オオカミ御曹司、渇愛至上主義につき
「二回連続、社内旅行が水族館と遊園地ってありえない」
うんざりした顔で言う工藤さんのうしろを、ジェットコースターが凄まじいスピードで通り過ぎる。
相変わらずの走行音に、相変わらずの混雑具合。前回と違うことと言えば、気温くらいだろうか。
前回は十一月で寒かったけれど、今は七月。外にいるだけで溶けそうな気温だった。
「つーか、時季がおかしくないっすか。冬と夏って、基本こういう場所のレジャーには向かない季節ですよね」
そして、麻田くんが出席しているのも、前回とは違う点だった。
今までは〝彼女と過ごしたいんで!〟と元気よく断っていた麻田くんは、この春、彼女と破局してしまった。
二月に彼女の転勤が決まり、電車で三時間ほどの遠距離恋愛となった。そして、距離に負けず関係を続けてきた四月。音を上げたのは彼女の方だった。
〝ツラい〟と泣く彼女を前にして、今、彼女を苦しめているのは自分の存在だと気づいたらしい麻田くんは、その日に別れを告げたという話だ。

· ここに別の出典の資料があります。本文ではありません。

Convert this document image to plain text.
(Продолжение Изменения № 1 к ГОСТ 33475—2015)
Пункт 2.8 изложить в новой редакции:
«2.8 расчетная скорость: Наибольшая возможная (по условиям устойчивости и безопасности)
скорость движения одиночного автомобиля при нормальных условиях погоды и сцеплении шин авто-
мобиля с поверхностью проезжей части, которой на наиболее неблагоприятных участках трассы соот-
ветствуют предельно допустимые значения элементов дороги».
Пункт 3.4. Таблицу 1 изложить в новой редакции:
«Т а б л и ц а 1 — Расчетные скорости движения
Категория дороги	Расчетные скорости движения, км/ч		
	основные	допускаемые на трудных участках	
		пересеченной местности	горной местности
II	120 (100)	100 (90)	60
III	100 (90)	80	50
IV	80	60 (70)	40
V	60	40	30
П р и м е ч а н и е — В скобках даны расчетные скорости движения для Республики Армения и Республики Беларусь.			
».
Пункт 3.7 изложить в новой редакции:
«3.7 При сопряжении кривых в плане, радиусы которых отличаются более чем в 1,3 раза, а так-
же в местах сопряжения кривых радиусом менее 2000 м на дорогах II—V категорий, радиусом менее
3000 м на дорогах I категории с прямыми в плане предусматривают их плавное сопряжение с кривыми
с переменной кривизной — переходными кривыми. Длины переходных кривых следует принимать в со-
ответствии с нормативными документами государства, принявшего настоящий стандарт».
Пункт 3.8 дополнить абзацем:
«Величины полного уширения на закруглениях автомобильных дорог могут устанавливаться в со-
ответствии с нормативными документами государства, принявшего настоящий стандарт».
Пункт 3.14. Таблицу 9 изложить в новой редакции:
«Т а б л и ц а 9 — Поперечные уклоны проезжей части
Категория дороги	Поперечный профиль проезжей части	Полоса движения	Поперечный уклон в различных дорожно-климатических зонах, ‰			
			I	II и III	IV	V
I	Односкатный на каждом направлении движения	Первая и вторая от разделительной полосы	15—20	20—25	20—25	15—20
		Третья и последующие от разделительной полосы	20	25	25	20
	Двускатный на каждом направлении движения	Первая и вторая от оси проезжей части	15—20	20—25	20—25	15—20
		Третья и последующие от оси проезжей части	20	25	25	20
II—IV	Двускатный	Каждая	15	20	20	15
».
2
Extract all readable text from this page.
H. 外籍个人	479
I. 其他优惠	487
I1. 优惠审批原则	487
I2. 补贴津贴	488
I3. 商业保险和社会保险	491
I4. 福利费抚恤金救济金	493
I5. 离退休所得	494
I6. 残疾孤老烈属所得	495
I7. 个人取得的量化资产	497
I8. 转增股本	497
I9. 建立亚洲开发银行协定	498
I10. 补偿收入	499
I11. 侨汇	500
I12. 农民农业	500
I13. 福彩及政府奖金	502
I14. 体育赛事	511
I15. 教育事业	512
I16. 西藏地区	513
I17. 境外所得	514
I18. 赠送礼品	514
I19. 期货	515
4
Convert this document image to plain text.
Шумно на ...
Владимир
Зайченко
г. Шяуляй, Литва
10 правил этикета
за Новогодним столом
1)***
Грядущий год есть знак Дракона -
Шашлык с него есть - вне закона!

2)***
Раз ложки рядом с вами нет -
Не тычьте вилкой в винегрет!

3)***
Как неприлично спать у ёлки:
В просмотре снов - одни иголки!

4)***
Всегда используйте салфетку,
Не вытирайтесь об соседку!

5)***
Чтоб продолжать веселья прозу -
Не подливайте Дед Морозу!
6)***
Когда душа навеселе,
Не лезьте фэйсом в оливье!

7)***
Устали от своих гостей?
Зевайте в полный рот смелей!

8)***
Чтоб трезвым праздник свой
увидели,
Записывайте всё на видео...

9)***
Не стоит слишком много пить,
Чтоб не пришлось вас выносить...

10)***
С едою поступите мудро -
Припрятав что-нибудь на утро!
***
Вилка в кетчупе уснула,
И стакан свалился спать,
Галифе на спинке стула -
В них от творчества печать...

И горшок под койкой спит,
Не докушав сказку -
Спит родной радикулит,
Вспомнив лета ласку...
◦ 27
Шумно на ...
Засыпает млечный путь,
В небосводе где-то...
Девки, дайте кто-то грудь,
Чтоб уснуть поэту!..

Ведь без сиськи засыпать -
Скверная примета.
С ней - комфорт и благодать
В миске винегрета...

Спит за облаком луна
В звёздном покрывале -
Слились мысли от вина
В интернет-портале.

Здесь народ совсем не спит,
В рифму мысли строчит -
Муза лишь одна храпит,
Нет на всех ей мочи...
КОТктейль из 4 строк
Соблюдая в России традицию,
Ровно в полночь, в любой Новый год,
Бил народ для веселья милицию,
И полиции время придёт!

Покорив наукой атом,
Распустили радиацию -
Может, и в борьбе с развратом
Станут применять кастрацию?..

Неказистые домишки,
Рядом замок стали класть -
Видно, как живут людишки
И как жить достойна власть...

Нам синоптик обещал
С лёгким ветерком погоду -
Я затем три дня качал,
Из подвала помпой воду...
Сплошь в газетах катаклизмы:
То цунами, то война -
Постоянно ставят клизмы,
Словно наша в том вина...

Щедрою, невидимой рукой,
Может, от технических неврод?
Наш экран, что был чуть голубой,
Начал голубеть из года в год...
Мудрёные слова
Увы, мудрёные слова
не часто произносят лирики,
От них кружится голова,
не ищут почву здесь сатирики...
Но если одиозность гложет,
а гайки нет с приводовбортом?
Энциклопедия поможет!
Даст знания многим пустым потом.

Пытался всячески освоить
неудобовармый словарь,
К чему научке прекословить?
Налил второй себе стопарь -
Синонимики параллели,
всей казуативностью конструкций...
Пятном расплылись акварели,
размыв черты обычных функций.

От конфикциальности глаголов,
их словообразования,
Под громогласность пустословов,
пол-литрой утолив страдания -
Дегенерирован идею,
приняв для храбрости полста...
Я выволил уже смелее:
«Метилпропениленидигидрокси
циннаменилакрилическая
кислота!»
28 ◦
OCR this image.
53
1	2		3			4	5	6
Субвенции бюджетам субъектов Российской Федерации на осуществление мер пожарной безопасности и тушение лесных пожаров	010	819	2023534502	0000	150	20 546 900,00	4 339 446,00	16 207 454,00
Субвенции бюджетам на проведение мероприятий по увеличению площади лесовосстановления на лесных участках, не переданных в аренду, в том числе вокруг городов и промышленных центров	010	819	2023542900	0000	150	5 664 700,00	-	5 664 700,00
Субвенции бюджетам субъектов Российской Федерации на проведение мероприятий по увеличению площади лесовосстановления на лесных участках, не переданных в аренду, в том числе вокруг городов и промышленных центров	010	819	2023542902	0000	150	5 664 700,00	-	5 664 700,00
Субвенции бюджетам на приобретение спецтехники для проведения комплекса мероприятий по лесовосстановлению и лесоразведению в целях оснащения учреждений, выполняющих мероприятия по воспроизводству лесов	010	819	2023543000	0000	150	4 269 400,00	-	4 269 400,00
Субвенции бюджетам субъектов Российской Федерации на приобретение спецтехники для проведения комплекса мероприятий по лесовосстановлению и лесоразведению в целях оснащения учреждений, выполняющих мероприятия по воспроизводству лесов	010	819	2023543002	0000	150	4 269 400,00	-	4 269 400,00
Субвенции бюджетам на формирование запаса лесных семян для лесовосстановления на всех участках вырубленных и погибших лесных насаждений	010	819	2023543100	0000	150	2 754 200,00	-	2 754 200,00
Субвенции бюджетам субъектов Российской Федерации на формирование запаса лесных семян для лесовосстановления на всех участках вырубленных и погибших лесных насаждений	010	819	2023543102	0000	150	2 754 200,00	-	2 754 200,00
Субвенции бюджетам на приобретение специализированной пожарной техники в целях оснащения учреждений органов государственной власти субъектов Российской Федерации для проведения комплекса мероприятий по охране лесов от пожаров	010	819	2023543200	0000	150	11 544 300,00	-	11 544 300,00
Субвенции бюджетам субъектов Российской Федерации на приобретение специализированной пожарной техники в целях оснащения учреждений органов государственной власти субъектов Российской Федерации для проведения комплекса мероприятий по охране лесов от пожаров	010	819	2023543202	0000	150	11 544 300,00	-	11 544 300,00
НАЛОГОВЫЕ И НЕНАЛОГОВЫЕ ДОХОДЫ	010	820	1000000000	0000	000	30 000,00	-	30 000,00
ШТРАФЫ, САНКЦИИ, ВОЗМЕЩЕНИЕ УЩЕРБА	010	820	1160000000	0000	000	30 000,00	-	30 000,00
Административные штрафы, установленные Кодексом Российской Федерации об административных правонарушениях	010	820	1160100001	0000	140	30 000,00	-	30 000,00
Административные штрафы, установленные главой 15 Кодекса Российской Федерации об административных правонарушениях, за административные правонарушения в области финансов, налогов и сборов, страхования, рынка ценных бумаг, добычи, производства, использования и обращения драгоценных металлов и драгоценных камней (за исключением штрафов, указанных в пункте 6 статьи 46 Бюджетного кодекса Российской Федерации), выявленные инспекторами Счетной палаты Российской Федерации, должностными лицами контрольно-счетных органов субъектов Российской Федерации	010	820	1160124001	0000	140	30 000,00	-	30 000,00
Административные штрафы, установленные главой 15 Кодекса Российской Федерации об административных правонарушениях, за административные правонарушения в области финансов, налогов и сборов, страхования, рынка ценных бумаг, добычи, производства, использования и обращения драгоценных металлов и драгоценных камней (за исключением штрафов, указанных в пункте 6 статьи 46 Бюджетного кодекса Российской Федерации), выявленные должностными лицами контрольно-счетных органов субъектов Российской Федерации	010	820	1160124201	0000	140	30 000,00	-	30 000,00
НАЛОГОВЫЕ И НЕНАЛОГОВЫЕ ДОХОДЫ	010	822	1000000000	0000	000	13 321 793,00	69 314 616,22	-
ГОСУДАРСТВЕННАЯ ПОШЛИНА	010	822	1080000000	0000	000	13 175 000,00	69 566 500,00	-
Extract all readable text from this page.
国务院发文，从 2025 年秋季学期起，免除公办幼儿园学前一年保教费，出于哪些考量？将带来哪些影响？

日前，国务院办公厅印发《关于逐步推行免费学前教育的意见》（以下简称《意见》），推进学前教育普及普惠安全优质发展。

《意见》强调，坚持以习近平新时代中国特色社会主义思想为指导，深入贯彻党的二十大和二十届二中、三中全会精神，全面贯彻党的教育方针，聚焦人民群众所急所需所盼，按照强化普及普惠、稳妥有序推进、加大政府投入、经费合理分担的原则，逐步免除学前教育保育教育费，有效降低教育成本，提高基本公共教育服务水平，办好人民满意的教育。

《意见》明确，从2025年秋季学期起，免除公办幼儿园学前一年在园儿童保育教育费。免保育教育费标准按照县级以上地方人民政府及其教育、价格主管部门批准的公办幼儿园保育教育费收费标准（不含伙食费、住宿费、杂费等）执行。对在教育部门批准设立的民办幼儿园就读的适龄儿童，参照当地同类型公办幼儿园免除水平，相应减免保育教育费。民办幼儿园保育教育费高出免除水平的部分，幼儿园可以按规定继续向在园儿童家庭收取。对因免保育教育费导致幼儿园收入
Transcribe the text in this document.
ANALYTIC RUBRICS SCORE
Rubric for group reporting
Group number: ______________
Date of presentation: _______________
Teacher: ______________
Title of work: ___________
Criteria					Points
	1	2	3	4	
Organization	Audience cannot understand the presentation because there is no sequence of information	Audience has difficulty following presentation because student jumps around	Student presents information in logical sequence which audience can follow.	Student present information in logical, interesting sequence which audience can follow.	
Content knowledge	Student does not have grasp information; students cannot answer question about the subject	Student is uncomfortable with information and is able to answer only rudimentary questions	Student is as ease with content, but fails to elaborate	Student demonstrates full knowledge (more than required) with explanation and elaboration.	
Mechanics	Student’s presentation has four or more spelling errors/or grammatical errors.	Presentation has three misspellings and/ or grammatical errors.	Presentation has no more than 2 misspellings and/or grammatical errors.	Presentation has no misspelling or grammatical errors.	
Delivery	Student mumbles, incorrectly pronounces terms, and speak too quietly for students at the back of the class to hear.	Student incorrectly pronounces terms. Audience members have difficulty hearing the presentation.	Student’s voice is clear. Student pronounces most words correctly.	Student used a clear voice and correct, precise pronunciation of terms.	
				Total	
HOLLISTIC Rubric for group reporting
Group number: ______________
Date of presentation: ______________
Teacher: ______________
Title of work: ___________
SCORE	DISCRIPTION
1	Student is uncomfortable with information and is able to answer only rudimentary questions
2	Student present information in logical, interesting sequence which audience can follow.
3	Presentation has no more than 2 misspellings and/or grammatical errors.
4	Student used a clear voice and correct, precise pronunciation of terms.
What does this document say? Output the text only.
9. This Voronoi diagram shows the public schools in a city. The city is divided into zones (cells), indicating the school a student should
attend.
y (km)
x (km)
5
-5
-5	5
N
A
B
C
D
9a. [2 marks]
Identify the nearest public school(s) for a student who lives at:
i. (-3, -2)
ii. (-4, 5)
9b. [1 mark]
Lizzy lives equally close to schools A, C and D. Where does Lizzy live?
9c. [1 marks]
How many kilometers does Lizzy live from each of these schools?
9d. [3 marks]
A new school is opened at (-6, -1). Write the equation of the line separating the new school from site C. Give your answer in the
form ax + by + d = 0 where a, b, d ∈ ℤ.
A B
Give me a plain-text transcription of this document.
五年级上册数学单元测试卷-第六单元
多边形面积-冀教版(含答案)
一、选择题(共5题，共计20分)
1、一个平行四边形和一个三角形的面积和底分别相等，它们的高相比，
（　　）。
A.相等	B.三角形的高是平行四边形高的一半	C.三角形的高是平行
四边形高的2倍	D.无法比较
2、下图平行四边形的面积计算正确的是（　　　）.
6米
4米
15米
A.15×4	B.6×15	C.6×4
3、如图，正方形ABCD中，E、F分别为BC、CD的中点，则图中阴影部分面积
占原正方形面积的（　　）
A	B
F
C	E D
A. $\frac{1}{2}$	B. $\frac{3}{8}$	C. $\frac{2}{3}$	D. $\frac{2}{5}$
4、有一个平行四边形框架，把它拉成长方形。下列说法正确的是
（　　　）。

『俺に縛られてるから、仕事もプライベートも全力投球できないんだろうなってわかっちゃったんすよね。やっぱり、距離って偉大だって話っす』
へらっとした顔で笑った麻田くんの目は腫れていて、その日の仕事終わり、工藤さんと一緒に無言で麻田くんを拉致してカラオケに連れ込んだのが懐かしい。
『思う存分泣いていいよ』と言っても、『男が涙なんて』と、なんとも古風なことを主張する麻田くんを前に、立ちあがったのは工藤さんだった。
『泣かせてあげる』とマイクを握り、選んだのは誰もが知る切ない恋愛バラード。別れた彼女を想う歌詞は麻田くんにぴったりで、これはもう泣くな……と、思ったのだけれど。
工藤さんのあまりの音痴具合に、涙は涙でも、笑い涙がこぼれていた。